My sabbatical being over and the school year underway, I admit I've seriously slacked off on blogging. Much has been happening, some of it definitely blog-worthy, but... well... we know how that goes.
This fall I'm teaching two courses, 1900-1945 and Czech Modernism. I'm pleased to say that the vast majority of students in both classes are doing very well and seem engaged in the course material. Nearly everyone has turned in all the required work so far and many students speak up in class.
Czech Modernism is a course I can only teach every few years, as while it is in one of my areas of specialization (as are my Surrealism course and my Women in Art course), our art history program is small. Every three years I rotate among a year of 18th- and 19th-century, a year of 20th century, and a year of American art; every spring I teach the second half of the intro survey; and I teach Women in Art every two years.

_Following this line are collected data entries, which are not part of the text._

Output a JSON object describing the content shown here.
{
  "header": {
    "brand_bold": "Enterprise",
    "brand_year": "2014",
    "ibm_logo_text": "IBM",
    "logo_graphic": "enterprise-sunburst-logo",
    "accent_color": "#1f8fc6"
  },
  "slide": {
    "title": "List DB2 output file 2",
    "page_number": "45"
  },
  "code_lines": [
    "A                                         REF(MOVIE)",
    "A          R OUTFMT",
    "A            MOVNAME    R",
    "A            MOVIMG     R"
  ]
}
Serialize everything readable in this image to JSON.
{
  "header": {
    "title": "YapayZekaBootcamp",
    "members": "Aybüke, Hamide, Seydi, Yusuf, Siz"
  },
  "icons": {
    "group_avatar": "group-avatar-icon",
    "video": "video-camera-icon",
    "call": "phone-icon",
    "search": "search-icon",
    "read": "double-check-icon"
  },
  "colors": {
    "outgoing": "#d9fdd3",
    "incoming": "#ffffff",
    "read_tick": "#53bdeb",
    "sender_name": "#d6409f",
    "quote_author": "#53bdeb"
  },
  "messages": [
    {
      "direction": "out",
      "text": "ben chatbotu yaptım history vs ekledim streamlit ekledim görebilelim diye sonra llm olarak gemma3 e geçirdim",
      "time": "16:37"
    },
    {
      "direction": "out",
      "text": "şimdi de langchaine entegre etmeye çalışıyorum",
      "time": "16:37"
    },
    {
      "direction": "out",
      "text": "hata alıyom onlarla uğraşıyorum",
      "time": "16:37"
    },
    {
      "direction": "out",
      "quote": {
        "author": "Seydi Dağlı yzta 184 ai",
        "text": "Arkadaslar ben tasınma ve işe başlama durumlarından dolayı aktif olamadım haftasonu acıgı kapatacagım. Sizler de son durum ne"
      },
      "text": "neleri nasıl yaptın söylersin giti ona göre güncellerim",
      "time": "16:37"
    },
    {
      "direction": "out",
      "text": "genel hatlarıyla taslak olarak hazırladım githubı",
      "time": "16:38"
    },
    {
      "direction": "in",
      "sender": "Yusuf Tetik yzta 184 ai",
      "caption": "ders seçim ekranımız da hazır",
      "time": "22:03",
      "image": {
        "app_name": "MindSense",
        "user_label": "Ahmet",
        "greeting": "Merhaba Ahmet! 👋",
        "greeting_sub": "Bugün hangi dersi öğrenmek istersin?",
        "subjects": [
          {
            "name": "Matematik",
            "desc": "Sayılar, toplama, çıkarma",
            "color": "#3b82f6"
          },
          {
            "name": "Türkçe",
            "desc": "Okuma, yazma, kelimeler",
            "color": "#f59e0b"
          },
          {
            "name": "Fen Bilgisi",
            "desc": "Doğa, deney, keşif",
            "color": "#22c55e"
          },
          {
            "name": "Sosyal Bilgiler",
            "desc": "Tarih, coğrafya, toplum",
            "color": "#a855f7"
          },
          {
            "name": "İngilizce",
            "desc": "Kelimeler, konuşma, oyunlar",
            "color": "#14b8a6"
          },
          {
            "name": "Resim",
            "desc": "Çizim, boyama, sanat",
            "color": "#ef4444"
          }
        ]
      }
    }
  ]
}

So, as I am the only person teaching post-Baroque, my remaining courses need to shift about among the various other courses I have developed.
When I do teach Czech Modernism, students usually enroll in the class because it fits their schedule or because they like modernism or like me--not because they have an idea what Czech Modernism might be like, although I do include Czech modernist works in some of my other courses. Kupka is important in the development of abstraction and nonobjective art, Czech cubism enters into my discussion of cubism more generally, and of course the Prague surrealist group is part of what I teach when it comes to surrealism. However, students don't necessarily remember that they've already seen Czech art in other courses.
Consequently, students are unsure what to expect and how to connect Czech modernism to whatever they may already know. They can be alarmed by the names and worry how to choose a research topic that will have enough sources in English. (There is actually a lot published in English now, but not on every artist, and not always readily available.) Soon, however, they relax a bit and discover that they're drawn to much of the art and that Czech names can be kind of fun. After all, while names like Černý (Black) are fairly ordinary, names like Mrkvička (Little Carrot) are fun to hear and know the meaning of.
This semester, we also have the luck to have one student who has been to the Czech Republic and also an auditor who not only is very interested in her Czech heritage but is also fantastically generous, bringing pages from old Mucha and Lada art calendars to distribute and even books to give away to interested students. I'm discovering that while this isn't a language class, my students enjoy being greeted in Czech and find it neat to learn various Czech words. One of my students, in fact, has found that he can use ABBYY Finereader (which I merely use for OCR) to get rough translations of Czech texts. Without ABBYY and Google Translate and various other arcane tools he has found, I cannot imagine how he'd find enough information about the 19th-century Mánes family to write the paper that I was so reluctant to let him attempt. He has been kind enough to use his skills with machine translation to help some of the other students get a sense of Czech texts they have found, too.
In my upper-level exams I don't have students do IDs. In survey, yes, but after that I want them concentrating more on concepts, on understanding the different movements, thinking about the social context, etc., not stressing out over which year a work was made (although I really do want them clear on chronology and names). In the past I have done the Czech midterm as a take-home. This time I tried giving them the questions in advance and having them write in class without notes. This worked very well. While there were some cases of people not reviewing material that they really should have--I don't want to hear that Jan Hus was alive in 1620 for the Battle of White Mountain (even though his ideas were important then), or that Kupka was a leader of the Czech cubists--overall the class wrote very good exams that showed they had prepared appropriately. When I asked at the outset whether they wanted 15 minutes per question or 20, they clamored for 20 because they had "a lot to say!" It's gratifying when a class feels it has a lot to say on the material, especially when the subject matter is something that has required real effort and study.
On the whole, my students in both classes are keeping me pleased with life as a professor. That's important at a time when my university is having some serious problems.